Out of convenience, practitioners have typically just taken the collapsed mean for each respondent (the mean of the draws, also called the "point estimates") across the 1000s of "used" draws after the burn-in period.  This historically has been easier to deal with from a memory and data processing time standpoint.  However, Bayesians would argue that the more correct way to use the data is to simulate preference shares based on the 1000s of draws after convergence.  

Randomized First Choice is a middling position, allowing for the convenience and ease of data storage due to using the point estimates, but simulating draws of uncertainty for each respondent around those means.  Randomized First Choice also imposes an extra degree of correlation among "similar" product concepts, leading to greater penalty for "me-too" imitation products.
answered Apr 28, 2015 by Bryan Orme Platinum Sawtooth Software, Inc. (131,390 points)
It might help clarify matters if I mentioned that unlike other algorithms (such as aggregate MNL-logit) wherein convergence means that the utilities snap into almost precisely the same answer across subsequent iterations, HB continues to iterate indefinitely with quite a lot of variability across the subsequent draws (that's because it is tracing and exploring the uncertainty around the estimates across draws).

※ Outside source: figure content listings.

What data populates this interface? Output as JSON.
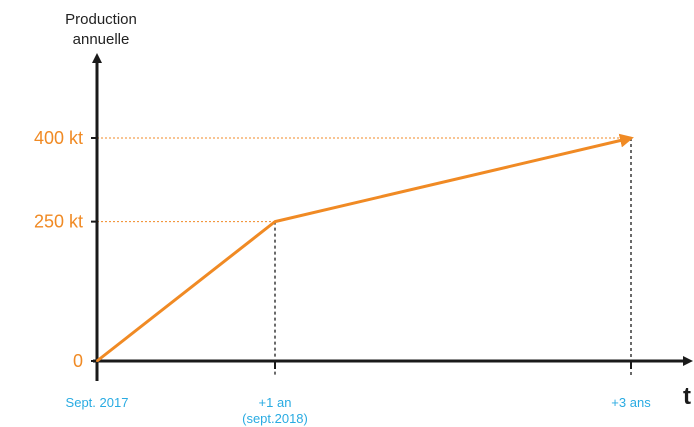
{
  "chart_data": {
    "type": "line",
    "ylabel_lines": [
      "Production",
      "annuelle"
    ],
    "xlabel": "t",
    "x": [
      0,
      1,
      3
    ],
    "y": [
      0,
      250,
      400
    ],
    "xlim": [
      0,
      3
    ],
    "ylim": [
      0,
      400
    ],
    "yticks": [
      {
        "value": 0,
        "label": "0"
      },
      {
        "value": 250,
        "label": "250 kt"
      },
      {
        "value": 400,
        "label": "400 kt"
      }
    ],
    "xticks": [
      {
        "value": 0,
        "lines": [
          "Sept. 2017"
        ]
      },
      {
        "value": 1,
        "lines": [
          "+1 an",
          "(sept.2018)"
        ]
      },
      {
        "value": 3,
        "lines": [
          "+3 ans"
        ]
      }
    ],
    "grid": false,
    "colors": {
      "series": "#f08a24",
      "ytick_labels": "#f08a24",
      "xtick_labels": "#29abe2",
      "axes": "#1a1a1a",
      "guides_horizontal": "#f08a24",
      "guides_vertical": "#1a1a1a"
    }
  }
}
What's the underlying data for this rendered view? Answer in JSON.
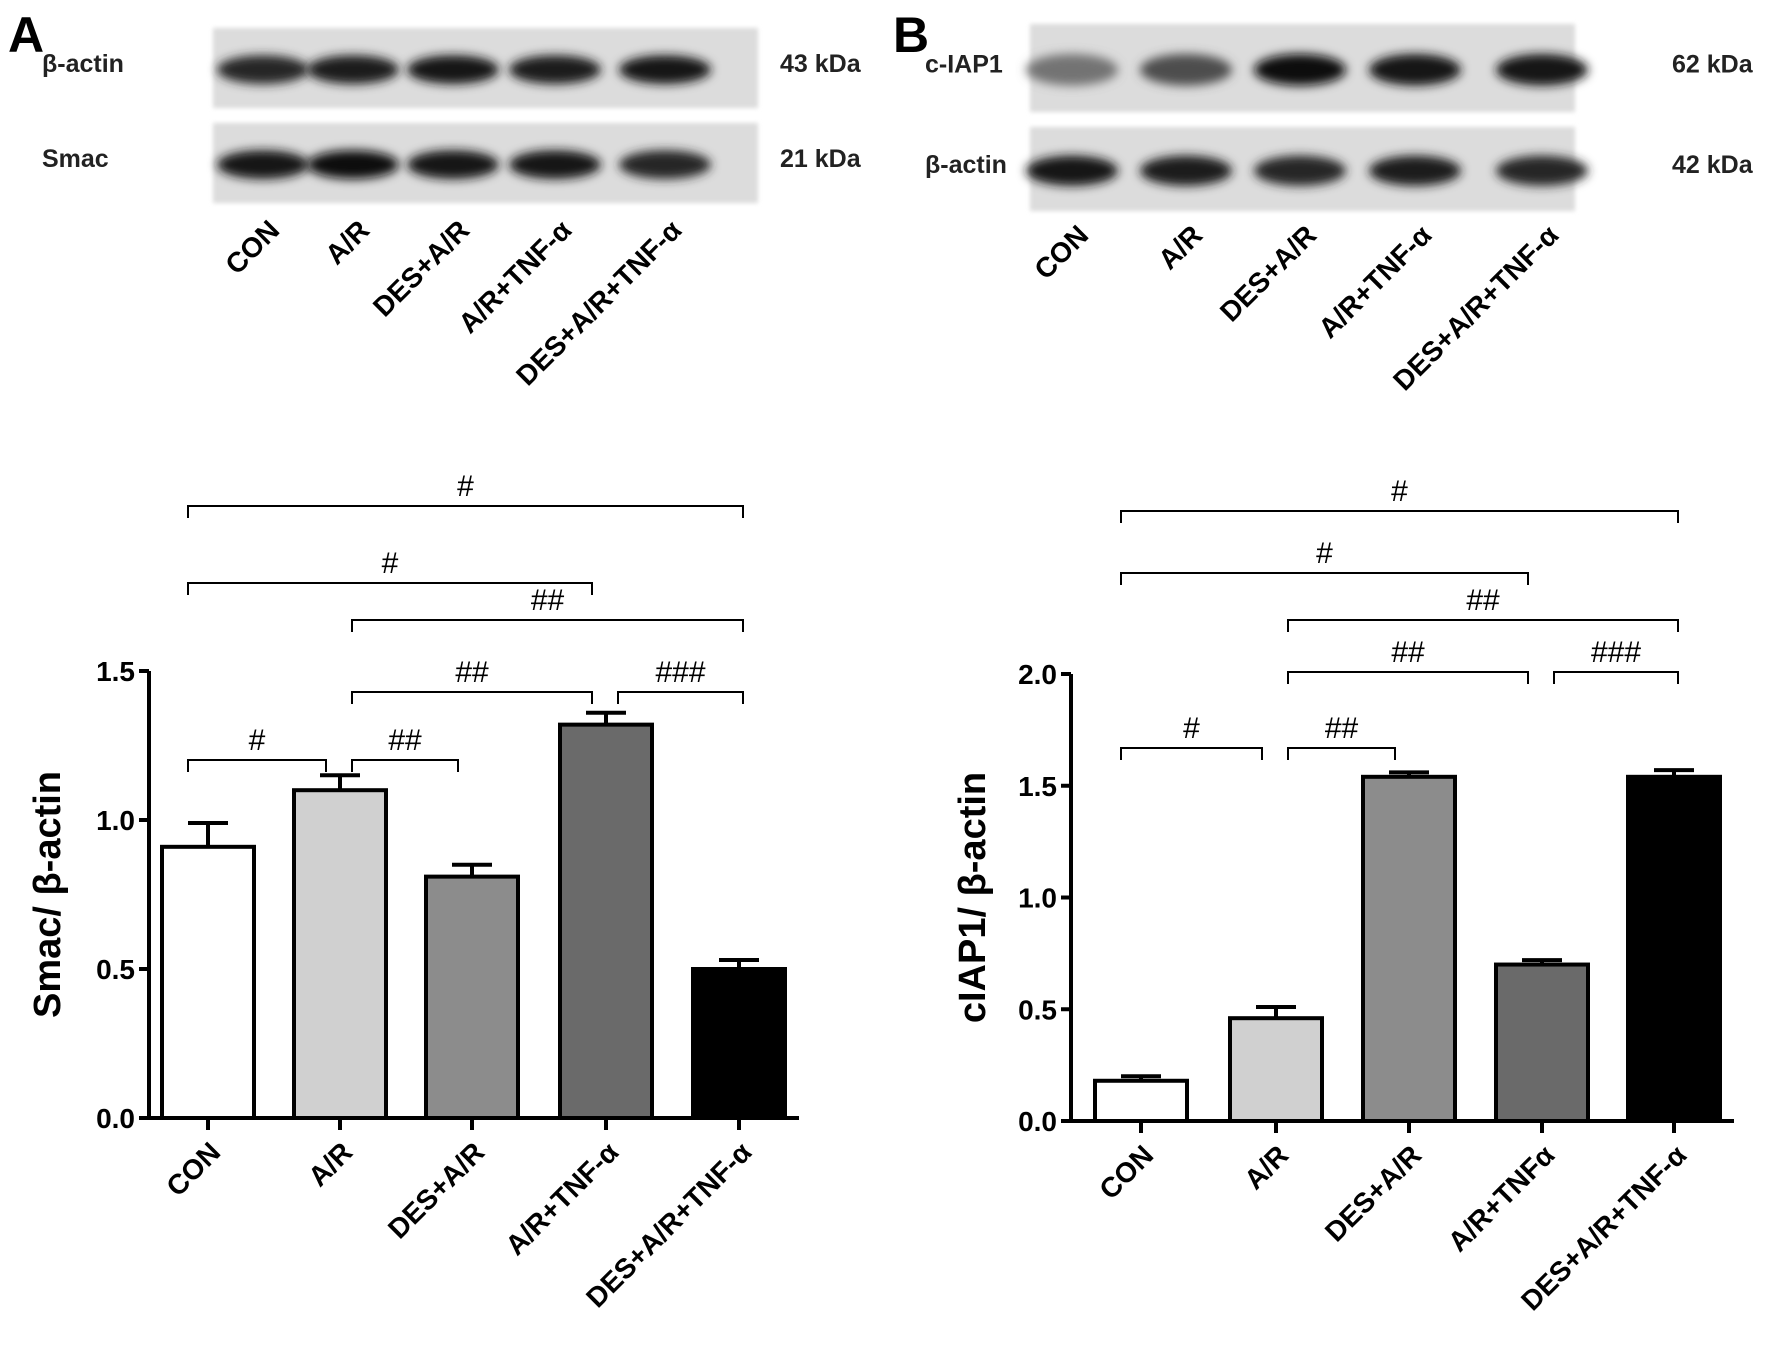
{
  "panels": [
    {
      "letter": "A",
      "blot": {
        "bands": [
          {
            "label": "β-actin",
            "mw": "43 kDa",
            "intensity": [
              0.85,
              0.88,
              0.9,
              0.88,
              0.92
            ]
          },
          {
            "label": "Smac",
            "mw": "21 kDa",
            "intensity": [
              0.92,
              0.95,
              0.9,
              0.9,
              0.85
            ]
          }
        ],
        "lanes": [
          "CON",
          "A/R",
          "DES+A/R",
          "A/R+TNF-α",
          "DES+A/R+TNF-α"
        ]
      },
      "chart_data": {
        "type": "bar",
        "categories": [
          "CON",
          "A/R",
          "DES+A/R",
          "A/R+TNF-α",
          "DES+A/R+TNF-α"
        ],
        "values": [
          0.91,
          1.1,
          0.81,
          1.32,
          0.5
        ],
        "errors": [
          0.08,
          0.05,
          0.04,
          0.04,
          0.03
        ],
        "fills": [
          "#ffffff",
          "#d0d0d0",
          "#8c8c8c",
          "#6a6a6a",
          "#000000"
        ],
        "ylabel": "Smac/ β-actin",
        "ylim": [
          0,
          1.5
        ],
        "yticks": [
          "0.0",
          "0.5",
          "1.0",
          "1.5"
        ],
        "yticks_values": [
          0,
          0.5,
          1.0,
          1.5
        ],
        "significance": [
          {
            "from": 0,
            "to": 1,
            "label": "#"
          },
          {
            "from": 1,
            "to": 2,
            "label": "##"
          },
          {
            "from": 1,
            "to": 3,
            "label": "##"
          },
          {
            "from": 3,
            "to": 4,
            "label": "###"
          },
          {
            "from": 1,
            "to": 4,
            "label": "##"
          },
          {
            "from": 0,
            "to": 3,
            "label": "#"
          },
          {
            "from": 0,
            "to": 4,
            "label": "#"
          }
        ]
      }
    },
    {
      "letter": "B",
      "blot": {
        "bands": [
          {
            "label": "c-IAP1",
            "mw": "62 kDa",
            "intensity": [
              0.55,
              0.7,
              0.95,
              0.9,
              0.92
            ]
          },
          {
            "label": "β-actin",
            "mw": "42 kDa",
            "intensity": [
              0.9,
              0.88,
              0.85,
              0.88,
              0.85
            ]
          }
        ],
        "lanes": [
          "CON",
          "A/R",
          "DES+A/R",
          "A/R+TNF-α",
          "DES+A/R+TNF-α"
        ]
      },
      "chart_data": {
        "type": "bar",
        "categories": [
          "CON",
          "A/R",
          "DES+A/R",
          "A/R+TNFα",
          "DES+A/R+TNF-α"
        ],
        "values": [
          0.18,
          0.46,
          1.54,
          0.7,
          1.54
        ],
        "errors": [
          0.02,
          0.05,
          0.02,
          0.02,
          0.03
        ],
        "fills": [
          "#ffffff",
          "#d0d0d0",
          "#8c8c8c",
          "#6a6a6a",
          "#000000"
        ],
        "ylabel": "cIAP1/ β-actin",
        "ylim": [
          0,
          2.0
        ],
        "yticks": [
          "0.0",
          "0.5",
          "1.0",
          "1.5",
          "2.0"
        ],
        "yticks_values": [
          0,
          0.5,
          1.0,
          1.5,
          2.0
        ],
        "significance": [
          {
            "from": 0,
            "to": 1,
            "label": "#"
          },
          {
            "from": 1,
            "to": 2,
            "label": "##"
          },
          {
            "from": 1,
            "to": 3,
            "label": "##"
          },
          {
            "from": 3,
            "to": 4,
            "label": "###"
          },
          {
            "from": 1,
            "to": 4,
            "label": "##"
          },
          {
            "from": 0,
            "to": 3,
            "label": "#"
          },
          {
            "from": 0,
            "to": 4,
            "label": "#"
          }
        ]
      }
    }
  ]
}
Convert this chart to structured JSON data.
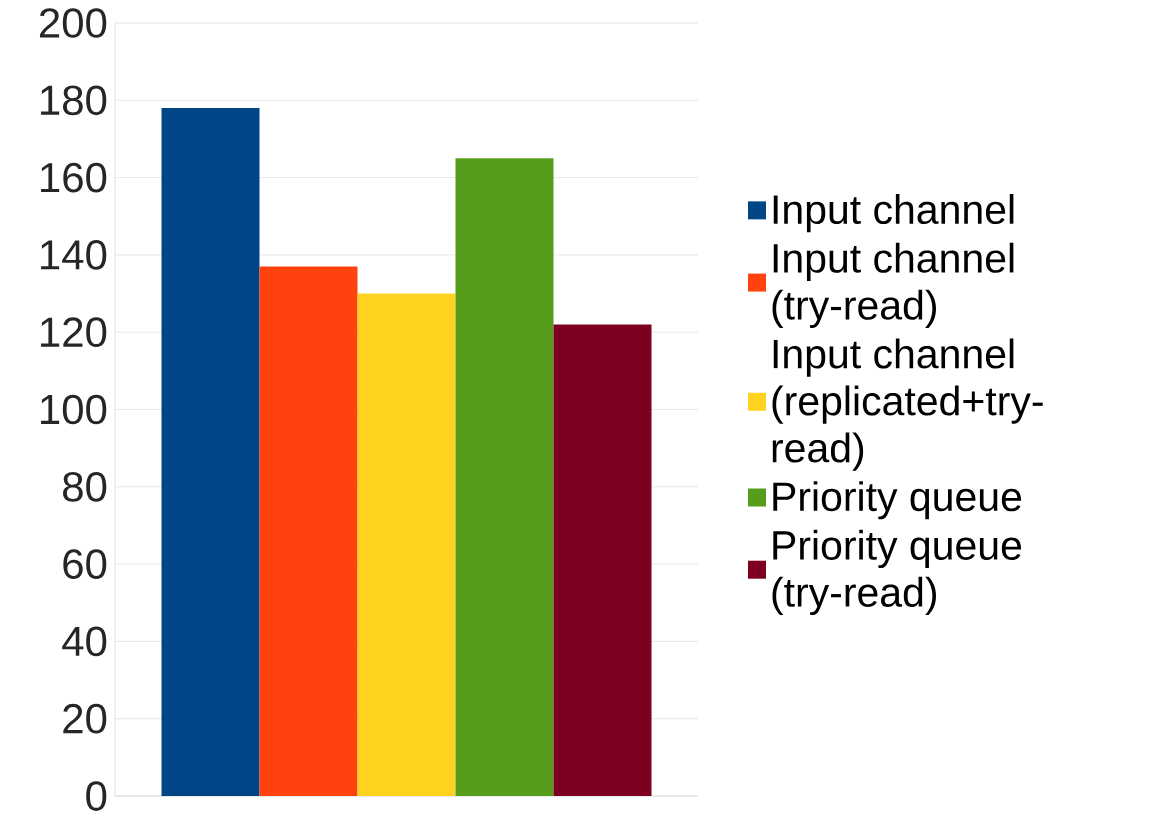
{
  "chart_data": {
    "type": "bar",
    "categories": [
      null
    ],
    "series": [
      {
        "name": "Input channel",
        "color": "#004586",
        "values": [
          178
        ]
      },
      {
        "name": "Input channel (try-read)",
        "color": "#ff420e",
        "values": [
          137
        ]
      },
      {
        "name": "Input channel (replicated+try-read)",
        "color": "#ffd320",
        "values": [
          130
        ]
      },
      {
        "name": "Priority queue",
        "color": "#579d1c",
        "values": [
          165
        ]
      },
      {
        "name": "Priority queue (try-read)",
        "color": "#7e0021",
        "values": [
          122
        ]
      }
    ],
    "ylim": [
      0,
      200
    ],
    "yticks": [
      0,
      20,
      40,
      60,
      80,
      100,
      120,
      140,
      160,
      180,
      200
    ],
    "grid": "y",
    "legend": "right"
  }
}
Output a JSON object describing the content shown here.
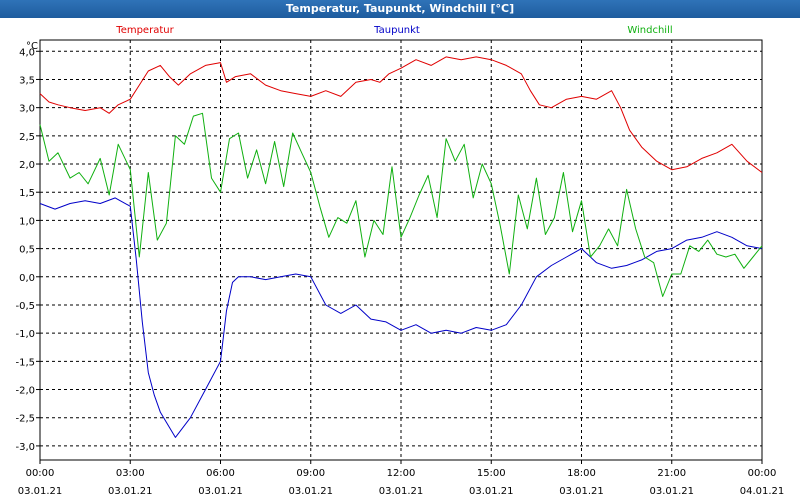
{
  "title": "Temperatur, Taupunkt, Windchill [°C]",
  "chart_data": {
    "type": "line",
    "ylabel": "°C",
    "ylim": [
      -3.25,
      4.2
    ],
    "yticks": [
      4.0,
      3.5,
      3.0,
      2.5,
      2.0,
      1.5,
      1.0,
      0.5,
      0.0,
      -0.5,
      -1.0,
      -1.5,
      -2.0,
      -2.5,
      -3.0
    ],
    "ytick_labels": [
      "4,0",
      "3,5",
      "3,0",
      "2,5",
      "2,0",
      "1,5",
      "1,0",
      "0,5",
      "0,0",
      "-0,5",
      "-1,0",
      "-1,5",
      "-2,0",
      "-2,5",
      "-3,0"
    ],
    "xlim": [
      0,
      24
    ],
    "xticks": [
      {
        "x": 0,
        "time": "00:00",
        "date": "03.01.21"
      },
      {
        "x": 3,
        "time": "03:00",
        "date": "03.01.21"
      },
      {
        "x": 6,
        "time": "06:00",
        "date": "03.01.21"
      },
      {
        "x": 9,
        "time": "09:00",
        "date": "03.01.21"
      },
      {
        "x": 12,
        "time": "12:00",
        "date": "03.01.21"
      },
      {
        "x": 15,
        "time": "15:00",
        "date": "03.01.21"
      },
      {
        "x": 18,
        "time": "18:00",
        "date": "03.01.21"
      },
      {
        "x": 21,
        "time": "21:00",
        "date": "03.01.21"
      },
      {
        "x": 24,
        "time": "00:00",
        "date": "04.01.21"
      }
    ],
    "grid": true,
    "series": [
      {
        "name": "Temperatur",
        "color": "#e00000",
        "x": [
          0,
          0.3,
          0.6,
          1,
          1.5,
          2,
          2.3,
          2.6,
          3,
          3.3,
          3.6,
          4,
          4.3,
          4.6,
          5,
          5.5,
          6,
          6.2,
          6.5,
          7,
          7.5,
          8,
          8.5,
          9,
          9.5,
          10,
          10.5,
          11,
          11.3,
          11.6,
          12,
          12.5,
          13,
          13.5,
          14,
          14.5,
          15,
          15.5,
          16,
          16.3,
          16.6,
          17,
          17.5,
          18,
          18.5,
          19,
          19.3,
          19.6,
          20,
          20.5,
          21,
          21.5,
          22,
          22.5,
          23,
          23.5,
          24
        ],
        "y": [
          3.25,
          3.1,
          3.05,
          3.0,
          2.95,
          3.0,
          2.9,
          3.05,
          3.15,
          3.4,
          3.65,
          3.75,
          3.55,
          3.4,
          3.6,
          3.75,
          3.8,
          3.45,
          3.55,
          3.6,
          3.4,
          3.3,
          3.25,
          3.2,
          3.3,
          3.2,
          3.45,
          3.5,
          3.45,
          3.6,
          3.7,
          3.85,
          3.75,
          3.9,
          3.85,
          3.9,
          3.85,
          3.75,
          3.6,
          3.3,
          3.05,
          3.0,
          3.15,
          3.2,
          3.15,
          3.3,
          3.0,
          2.6,
          2.3,
          2.05,
          1.9,
          1.95,
          2.1,
          2.2,
          2.35,
          2.05,
          1.85
        ]
      },
      {
        "name": "Taupunkt",
        "color": "#0000c8",
        "x": [
          0,
          0.5,
          1,
          1.5,
          2,
          2.5,
          3,
          3.2,
          3.4,
          3.6,
          3.8,
          4,
          4.5,
          5,
          5.5,
          6,
          6.2,
          6.4,
          6.6,
          7,
          7.5,
          8,
          8.5,
          9,
          9.5,
          10,
          10.5,
          11,
          11.5,
          12,
          12.5,
          13,
          13.5,
          14,
          14.5,
          15,
          15.5,
          16,
          16.5,
          17,
          17.5,
          18,
          18.5,
          19,
          19.5,
          20,
          20.5,
          21,
          21.5,
          22,
          22.5,
          23,
          23.5,
          24
        ],
        "y": [
          1.3,
          1.2,
          1.3,
          1.35,
          1.3,
          1.4,
          1.25,
          0.3,
          -0.8,
          -1.7,
          -2.1,
          -2.4,
          -2.85,
          -2.5,
          -2.0,
          -1.5,
          -0.6,
          -0.1,
          0.0,
          0.0,
          -0.05,
          0.0,
          0.05,
          0.0,
          -0.5,
          -0.65,
          -0.5,
          -0.75,
          -0.8,
          -0.95,
          -0.85,
          -1.0,
          -0.95,
          -1.0,
          -0.9,
          -0.95,
          -0.85,
          -0.5,
          0.0,
          0.2,
          0.35,
          0.5,
          0.25,
          0.15,
          0.2,
          0.3,
          0.45,
          0.5,
          0.65,
          0.7,
          0.8,
          0.7,
          0.55,
          0.5
        ]
      },
      {
        "name": "Windchill",
        "color": "#10b010",
        "x": [
          0,
          0.3,
          0.6,
          1,
          1.3,
          1.6,
          2,
          2.3,
          2.6,
          3,
          3.3,
          3.6,
          3.9,
          4.2,
          4.5,
          4.8,
          5.1,
          5.4,
          5.7,
          6,
          6.3,
          6.6,
          6.9,
          7.2,
          7.5,
          7.8,
          8.1,
          8.4,
          8.7,
          9,
          9.3,
          9.6,
          9.9,
          10.2,
          10.5,
          10.8,
          11.1,
          11.4,
          11.7,
          12,
          12.3,
          12.6,
          12.9,
          13.2,
          13.5,
          13.8,
          14.1,
          14.4,
          14.7,
          15,
          15.3,
          15.6,
          15.9,
          16.2,
          16.5,
          16.8,
          17.1,
          17.4,
          17.7,
          18,
          18.3,
          18.6,
          18.9,
          19.2,
          19.5,
          19.8,
          20.1,
          20.4,
          20.7,
          21,
          21.3,
          21.6,
          21.9,
          22.2,
          22.5,
          22.8,
          23.1,
          23.4,
          23.7,
          24
        ],
        "y": [
          2.7,
          2.05,
          2.2,
          1.75,
          1.85,
          1.65,
          2.1,
          1.45,
          2.35,
          1.9,
          0.35,
          1.85,
          0.65,
          0.95,
          2.5,
          2.35,
          2.85,
          2.9,
          1.75,
          1.5,
          2.45,
          2.55,
          1.75,
          2.25,
          1.65,
          2.4,
          1.6,
          2.55,
          2.2,
          1.85,
          1.25,
          0.7,
          1.05,
          0.95,
          1.35,
          0.35,
          1.0,
          0.75,
          1.95,
          0.7,
          1.05,
          1.45,
          1.8,
          1.05,
          2.45,
          2.05,
          2.35,
          1.4,
          2.0,
          1.65,
          0.9,
          0.05,
          1.45,
          0.85,
          1.75,
          0.75,
          1.05,
          1.85,
          0.8,
          1.35,
          0.35,
          0.55,
          0.85,
          0.55,
          1.55,
          0.85,
          0.35,
          0.25,
          -0.35,
          0.05,
          0.05,
          0.55,
          0.45,
          0.65,
          0.4,
          0.35,
          0.4,
          0.15,
          0.35,
          0.55
        ]
      }
    ]
  }
}
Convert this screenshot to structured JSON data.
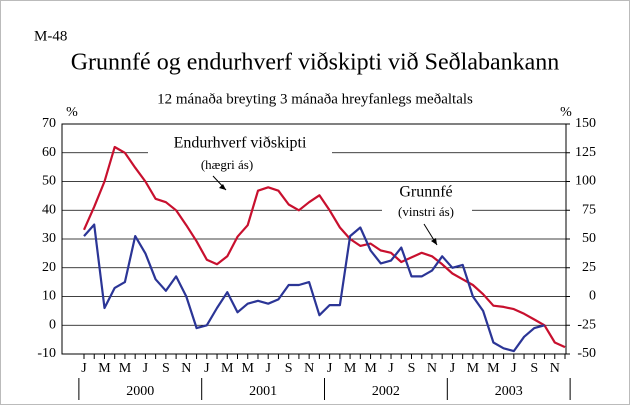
{
  "chart_data": {
    "type": "line",
    "label": "M-48",
    "title": "Grunnfé og endurhverf viðskipti við Seðlabankann",
    "subtitle": "12 mánaða breyting 3 mánaða hreyfanlegs meðaltals",
    "y_label": "%",
    "y2_label": "%",
    "categories": [
      "J",
      null,
      "M",
      null,
      "M",
      null,
      "J",
      null,
      "S",
      null,
      "N",
      null,
      "J",
      null,
      "M",
      null,
      "M",
      null,
      "J",
      null,
      "S",
      null,
      "N",
      null,
      "J",
      null,
      "M",
      null,
      "M",
      null,
      "J",
      null,
      "S",
      null,
      "N",
      null,
      "J",
      null,
      "M",
      null,
      "M",
      null,
      "J",
      null,
      "S",
      null,
      "N",
      null
    ],
    "years": [
      "2000",
      "2001",
      "2002",
      "2003"
    ],
    "series": [
      {
        "name": "Endurhverf viðskipti",
        "note": "(hægri ás)",
        "color": "#c8102e",
        "axis": "y2",
        "values": [
          58,
          78,
          100,
          130,
          125,
          112,
          100,
          85,
          82,
          75,
          62,
          48,
          32,
          28,
          35,
          52,
          62,
          92,
          95,
          92,
          80,
          75,
          82,
          88,
          75,
          60,
          50,
          44,
          46,
          40,
          38,
          30,
          34,
          38,
          35,
          28,
          20,
          15,
          10,
          2,
          -8,
          -9,
          -11,
          -15,
          -20,
          -25,
          -40,
          -44
        ]
      },
      {
        "name": "Grunnfé",
        "note": "(vinstri ás)",
        "color": "#2b3596",
        "axis": "y",
        "values": [
          31,
          35,
          6,
          13,
          15,
          31,
          25,
          16,
          12,
          17,
          10,
          -1,
          0,
          6,
          11.5,
          4.5,
          7.5,
          8.5,
          7.5,
          9,
          14,
          14,
          15,
          3.5,
          7,
          7,
          31,
          34,
          26,
          21.5,
          22.5,
          27,
          17,
          17,
          19,
          24,
          20,
          21,
          10,
          5,
          -6,
          -8,
          -9,
          -4,
          -1,
          0,
          null,
          null
        ]
      }
    ],
    "ylim": [
      -10,
      70
    ],
    "yticks": [
      -10,
      0,
      10,
      20,
      30,
      40,
      50,
      60,
      70
    ],
    "y2lim": [
      -50,
      150
    ],
    "y2ticks": [
      -50,
      -25,
      0,
      25,
      50,
      75,
      100,
      125,
      150
    ],
    "grid": true
  }
}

Thank you for your answer.
I conducted two market simulations using the point estimates and 1000 draws, respectively.
They returned very different preference share values.
Point estimate: 30%
1000 draws: 21%
If I use 10000 draws, can I get almost 30%?
Or, do you recommend RFC instead of draws?
The differences you are seeing are likely mostly due to "scale factor"...meaning the sharpness or flatness of the shares.  If you were to use billions of more draws per respondent, it wouldn't change that.

Simulating on the draws via the first choice rule should produce estimates that are closer to the same "scale factor" as simulating on the point estimates using vote-splitting share of preference (logit rule) or RFC.  But, if you simulate on the individual draws using share of preference (logit rule) or RFC, you will typically get accumulated shares of preference that are flatter (show smaller differences between best and worst products) than those you obtain from simulating on point estimates.
Thank you so much.
Your comment is very helpful in doing my research.
I hope my comments help.  These issues are very interesting and different methods of simulating shares of preference for products in market scenarios will produce different results.  Many times the main differences are due to scale factor: one set of product shares is steeper than the other (greater differences in shares), though the rank-order of preference for the products may be essentially the same.